Teori Social Interactionist memiliki pandangan bahwa bahasa yang digunakan oleh orang dewasa dan teman sebaya yang hadir dalam lingkungan tumbuh kembang anak memberikan konteks penting dalam pemerolehan bahasa yakni perolehan makna dan struktur bahasa. Hal ini menunjukkan kualitas bahasa yang dimiliki anak ditunjukkan dari frekuensi interaksi sosialnya.
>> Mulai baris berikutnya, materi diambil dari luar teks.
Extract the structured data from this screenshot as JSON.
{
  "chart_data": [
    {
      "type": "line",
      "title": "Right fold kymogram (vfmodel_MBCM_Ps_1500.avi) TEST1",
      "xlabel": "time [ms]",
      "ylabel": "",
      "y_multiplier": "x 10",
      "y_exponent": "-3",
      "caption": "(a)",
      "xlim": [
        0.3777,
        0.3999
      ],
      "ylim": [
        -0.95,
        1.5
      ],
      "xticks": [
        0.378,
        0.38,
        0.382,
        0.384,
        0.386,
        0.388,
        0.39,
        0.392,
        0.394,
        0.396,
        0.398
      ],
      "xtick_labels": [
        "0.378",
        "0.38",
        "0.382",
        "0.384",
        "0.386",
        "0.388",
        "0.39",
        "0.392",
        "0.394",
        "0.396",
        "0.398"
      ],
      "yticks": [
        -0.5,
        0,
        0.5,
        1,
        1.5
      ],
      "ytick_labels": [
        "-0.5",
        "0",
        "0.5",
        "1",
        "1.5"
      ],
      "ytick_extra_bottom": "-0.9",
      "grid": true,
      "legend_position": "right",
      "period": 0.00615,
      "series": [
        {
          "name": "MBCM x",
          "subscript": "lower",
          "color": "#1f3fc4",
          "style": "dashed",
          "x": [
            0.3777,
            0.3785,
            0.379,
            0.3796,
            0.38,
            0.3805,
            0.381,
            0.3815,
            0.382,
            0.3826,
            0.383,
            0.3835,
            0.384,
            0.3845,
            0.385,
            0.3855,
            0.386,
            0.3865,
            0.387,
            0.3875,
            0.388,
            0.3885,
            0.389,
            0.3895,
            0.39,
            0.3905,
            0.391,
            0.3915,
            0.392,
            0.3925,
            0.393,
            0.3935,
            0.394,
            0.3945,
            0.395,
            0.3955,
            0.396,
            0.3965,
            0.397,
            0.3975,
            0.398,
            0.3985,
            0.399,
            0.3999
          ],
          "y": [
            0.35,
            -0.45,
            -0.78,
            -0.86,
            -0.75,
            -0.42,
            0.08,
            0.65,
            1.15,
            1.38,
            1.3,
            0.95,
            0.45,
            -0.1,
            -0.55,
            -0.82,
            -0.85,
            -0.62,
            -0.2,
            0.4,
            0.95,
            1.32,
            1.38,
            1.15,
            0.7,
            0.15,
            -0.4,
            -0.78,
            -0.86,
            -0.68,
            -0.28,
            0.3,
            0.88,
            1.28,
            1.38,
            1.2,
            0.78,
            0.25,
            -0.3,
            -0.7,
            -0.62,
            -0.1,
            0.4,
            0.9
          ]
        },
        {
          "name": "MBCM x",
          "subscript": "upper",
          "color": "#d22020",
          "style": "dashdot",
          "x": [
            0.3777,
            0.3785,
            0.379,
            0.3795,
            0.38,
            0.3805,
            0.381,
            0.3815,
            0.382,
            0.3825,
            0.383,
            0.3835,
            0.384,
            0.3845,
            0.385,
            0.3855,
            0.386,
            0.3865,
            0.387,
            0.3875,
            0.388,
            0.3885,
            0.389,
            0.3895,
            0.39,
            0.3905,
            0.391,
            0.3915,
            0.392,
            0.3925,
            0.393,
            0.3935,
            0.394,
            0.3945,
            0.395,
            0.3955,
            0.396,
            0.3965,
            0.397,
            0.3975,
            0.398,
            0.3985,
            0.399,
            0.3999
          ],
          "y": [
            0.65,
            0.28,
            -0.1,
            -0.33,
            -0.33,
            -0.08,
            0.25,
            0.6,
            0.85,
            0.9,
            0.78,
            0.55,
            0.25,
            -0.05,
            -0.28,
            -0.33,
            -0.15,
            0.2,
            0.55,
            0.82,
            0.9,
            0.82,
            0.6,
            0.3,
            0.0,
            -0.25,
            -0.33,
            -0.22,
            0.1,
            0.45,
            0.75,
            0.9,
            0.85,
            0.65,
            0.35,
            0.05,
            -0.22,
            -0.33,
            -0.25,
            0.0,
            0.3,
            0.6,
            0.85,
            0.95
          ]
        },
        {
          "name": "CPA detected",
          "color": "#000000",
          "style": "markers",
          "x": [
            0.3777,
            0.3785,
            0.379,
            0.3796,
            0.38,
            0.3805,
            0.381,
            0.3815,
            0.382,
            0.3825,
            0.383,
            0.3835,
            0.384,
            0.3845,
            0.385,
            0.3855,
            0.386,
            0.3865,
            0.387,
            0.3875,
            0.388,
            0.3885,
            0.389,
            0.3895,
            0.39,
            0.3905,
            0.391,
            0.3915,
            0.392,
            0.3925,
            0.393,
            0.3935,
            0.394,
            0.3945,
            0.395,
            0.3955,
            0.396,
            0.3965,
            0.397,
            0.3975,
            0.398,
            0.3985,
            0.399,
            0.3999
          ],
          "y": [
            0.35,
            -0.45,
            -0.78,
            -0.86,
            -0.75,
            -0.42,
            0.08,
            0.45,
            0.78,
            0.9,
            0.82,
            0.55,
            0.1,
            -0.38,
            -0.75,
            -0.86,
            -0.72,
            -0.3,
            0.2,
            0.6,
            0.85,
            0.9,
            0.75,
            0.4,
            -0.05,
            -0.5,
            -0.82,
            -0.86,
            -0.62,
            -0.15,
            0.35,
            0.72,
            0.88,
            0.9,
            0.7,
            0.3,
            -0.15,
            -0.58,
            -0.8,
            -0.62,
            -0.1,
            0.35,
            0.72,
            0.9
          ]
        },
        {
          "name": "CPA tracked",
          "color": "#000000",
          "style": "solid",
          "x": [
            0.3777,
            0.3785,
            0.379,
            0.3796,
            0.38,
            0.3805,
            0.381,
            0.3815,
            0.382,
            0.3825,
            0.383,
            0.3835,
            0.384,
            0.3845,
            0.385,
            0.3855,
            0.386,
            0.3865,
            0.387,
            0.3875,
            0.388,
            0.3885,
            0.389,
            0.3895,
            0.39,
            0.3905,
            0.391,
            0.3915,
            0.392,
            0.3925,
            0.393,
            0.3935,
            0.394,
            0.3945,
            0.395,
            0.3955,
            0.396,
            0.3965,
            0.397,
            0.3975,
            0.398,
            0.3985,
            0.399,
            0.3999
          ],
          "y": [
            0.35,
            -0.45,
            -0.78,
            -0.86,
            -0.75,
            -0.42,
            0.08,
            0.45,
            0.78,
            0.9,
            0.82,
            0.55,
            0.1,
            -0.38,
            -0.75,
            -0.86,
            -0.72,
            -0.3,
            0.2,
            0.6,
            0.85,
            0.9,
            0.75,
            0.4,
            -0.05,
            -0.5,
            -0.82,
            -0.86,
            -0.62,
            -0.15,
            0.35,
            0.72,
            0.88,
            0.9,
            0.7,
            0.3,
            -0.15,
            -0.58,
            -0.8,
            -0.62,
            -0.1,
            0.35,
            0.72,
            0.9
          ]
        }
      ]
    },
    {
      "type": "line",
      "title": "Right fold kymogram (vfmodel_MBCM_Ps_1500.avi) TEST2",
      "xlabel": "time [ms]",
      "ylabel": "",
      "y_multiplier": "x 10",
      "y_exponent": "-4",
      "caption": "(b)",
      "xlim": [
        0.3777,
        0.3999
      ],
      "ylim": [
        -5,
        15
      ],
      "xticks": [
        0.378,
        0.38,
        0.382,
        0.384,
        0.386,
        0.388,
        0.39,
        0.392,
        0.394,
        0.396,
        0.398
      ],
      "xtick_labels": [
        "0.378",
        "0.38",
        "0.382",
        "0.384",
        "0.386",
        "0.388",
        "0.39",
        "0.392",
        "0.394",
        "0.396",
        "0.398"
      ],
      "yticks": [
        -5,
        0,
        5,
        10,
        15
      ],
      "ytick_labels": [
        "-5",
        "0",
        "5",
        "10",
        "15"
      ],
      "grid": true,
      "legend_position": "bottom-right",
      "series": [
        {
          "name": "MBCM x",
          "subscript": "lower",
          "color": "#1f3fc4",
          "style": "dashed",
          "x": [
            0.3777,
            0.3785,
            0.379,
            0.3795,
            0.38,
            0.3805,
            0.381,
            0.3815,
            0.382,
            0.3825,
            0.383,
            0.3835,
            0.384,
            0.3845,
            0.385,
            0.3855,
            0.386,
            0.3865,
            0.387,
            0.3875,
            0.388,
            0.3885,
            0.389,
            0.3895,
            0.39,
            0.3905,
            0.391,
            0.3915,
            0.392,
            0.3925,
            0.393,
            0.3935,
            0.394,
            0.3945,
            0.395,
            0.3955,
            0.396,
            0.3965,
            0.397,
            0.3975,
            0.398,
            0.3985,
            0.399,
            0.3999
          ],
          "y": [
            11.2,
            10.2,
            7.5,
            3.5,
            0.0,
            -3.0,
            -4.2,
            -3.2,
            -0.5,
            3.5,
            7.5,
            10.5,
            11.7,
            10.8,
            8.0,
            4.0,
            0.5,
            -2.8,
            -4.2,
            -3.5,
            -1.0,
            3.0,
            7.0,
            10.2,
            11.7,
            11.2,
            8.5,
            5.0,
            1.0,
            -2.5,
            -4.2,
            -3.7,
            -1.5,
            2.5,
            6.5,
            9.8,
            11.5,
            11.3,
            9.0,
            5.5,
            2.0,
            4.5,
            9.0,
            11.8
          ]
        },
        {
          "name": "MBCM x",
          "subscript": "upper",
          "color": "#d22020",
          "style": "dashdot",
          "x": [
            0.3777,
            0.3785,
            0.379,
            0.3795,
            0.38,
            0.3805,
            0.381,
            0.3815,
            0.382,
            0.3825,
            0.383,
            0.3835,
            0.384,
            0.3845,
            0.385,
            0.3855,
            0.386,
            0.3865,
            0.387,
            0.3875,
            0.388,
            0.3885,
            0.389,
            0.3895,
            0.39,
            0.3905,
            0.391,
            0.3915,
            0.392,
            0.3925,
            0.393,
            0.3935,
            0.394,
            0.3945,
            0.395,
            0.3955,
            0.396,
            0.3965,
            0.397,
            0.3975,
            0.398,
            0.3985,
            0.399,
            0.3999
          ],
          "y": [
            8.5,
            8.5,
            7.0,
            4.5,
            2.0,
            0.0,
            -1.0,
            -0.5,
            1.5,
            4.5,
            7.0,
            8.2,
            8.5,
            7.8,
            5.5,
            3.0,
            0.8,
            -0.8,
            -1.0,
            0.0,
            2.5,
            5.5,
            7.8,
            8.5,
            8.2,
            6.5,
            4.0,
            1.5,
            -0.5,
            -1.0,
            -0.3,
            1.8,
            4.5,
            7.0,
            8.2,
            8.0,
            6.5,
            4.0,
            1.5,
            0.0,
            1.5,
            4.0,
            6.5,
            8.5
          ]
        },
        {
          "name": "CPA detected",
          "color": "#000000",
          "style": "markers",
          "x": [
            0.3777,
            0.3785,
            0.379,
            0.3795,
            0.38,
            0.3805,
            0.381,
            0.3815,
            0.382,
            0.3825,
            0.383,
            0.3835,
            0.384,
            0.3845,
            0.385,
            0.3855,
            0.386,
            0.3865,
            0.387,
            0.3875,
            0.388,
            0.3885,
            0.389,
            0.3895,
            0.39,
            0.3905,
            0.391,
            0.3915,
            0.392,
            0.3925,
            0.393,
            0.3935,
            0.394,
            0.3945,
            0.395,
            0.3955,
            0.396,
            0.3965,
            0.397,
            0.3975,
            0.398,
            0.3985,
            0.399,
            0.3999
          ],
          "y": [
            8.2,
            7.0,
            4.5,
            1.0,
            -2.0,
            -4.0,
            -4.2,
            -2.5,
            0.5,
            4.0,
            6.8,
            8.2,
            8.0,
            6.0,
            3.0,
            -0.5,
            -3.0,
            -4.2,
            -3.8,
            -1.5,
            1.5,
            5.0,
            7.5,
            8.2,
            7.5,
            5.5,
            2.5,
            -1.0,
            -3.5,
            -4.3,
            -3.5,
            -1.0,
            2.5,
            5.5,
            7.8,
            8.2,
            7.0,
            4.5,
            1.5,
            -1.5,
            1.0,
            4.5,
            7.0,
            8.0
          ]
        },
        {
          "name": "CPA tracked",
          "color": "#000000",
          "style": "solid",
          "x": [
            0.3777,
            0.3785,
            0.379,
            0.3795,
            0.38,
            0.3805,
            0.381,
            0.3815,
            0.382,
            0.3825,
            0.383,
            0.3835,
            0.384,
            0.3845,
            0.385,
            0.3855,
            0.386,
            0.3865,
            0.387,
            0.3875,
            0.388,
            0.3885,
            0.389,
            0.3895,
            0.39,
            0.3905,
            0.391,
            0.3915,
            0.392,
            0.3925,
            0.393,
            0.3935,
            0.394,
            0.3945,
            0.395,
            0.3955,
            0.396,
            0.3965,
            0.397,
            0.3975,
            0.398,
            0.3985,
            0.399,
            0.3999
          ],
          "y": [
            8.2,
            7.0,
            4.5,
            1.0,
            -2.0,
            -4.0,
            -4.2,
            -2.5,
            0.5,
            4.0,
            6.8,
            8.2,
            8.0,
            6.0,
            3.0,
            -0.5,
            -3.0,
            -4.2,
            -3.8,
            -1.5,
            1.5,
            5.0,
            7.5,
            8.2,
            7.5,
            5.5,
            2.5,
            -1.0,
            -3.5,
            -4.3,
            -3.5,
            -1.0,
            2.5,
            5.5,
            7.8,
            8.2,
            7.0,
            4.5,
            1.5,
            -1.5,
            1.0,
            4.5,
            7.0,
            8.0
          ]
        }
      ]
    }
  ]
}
Salah satunya anak yang viral di media sosial bernama Shabira Alula Adnan atau Lala. Lala dikenal sebagai anak kecil yang memiliki bahasa Indonesia yang baik dan sopan, hal ini didapatkan dari lingkungannya seperti orang tuanya yang berkomunikasi dengan bahasa yang baik dan sopan di dalam konten tiktok @shabiraalulaadnan.
Psikolinguistik menyoroti peran kognitif dalam pemerolehan bahasa anak. Pada Teori Behaviorisme, kebahasaan dapat diamati dengan adanya hubungan antara stimulus dengan respon.
Perilaku tertentu dalam bahasa dapat membuat reaksi. Pada anak-anak yang mendapatkan stimulus, anak-anak akan merespon dengan tiruan. Anak-anak tak hanya sebatas meniru bahasa yang didapatkan, tapi mereka juga menggunakan kognitif dalam pemaknaan kata. Pelibatan keterampilan kognitif ini seperti memori, perhatian, dan penalaran.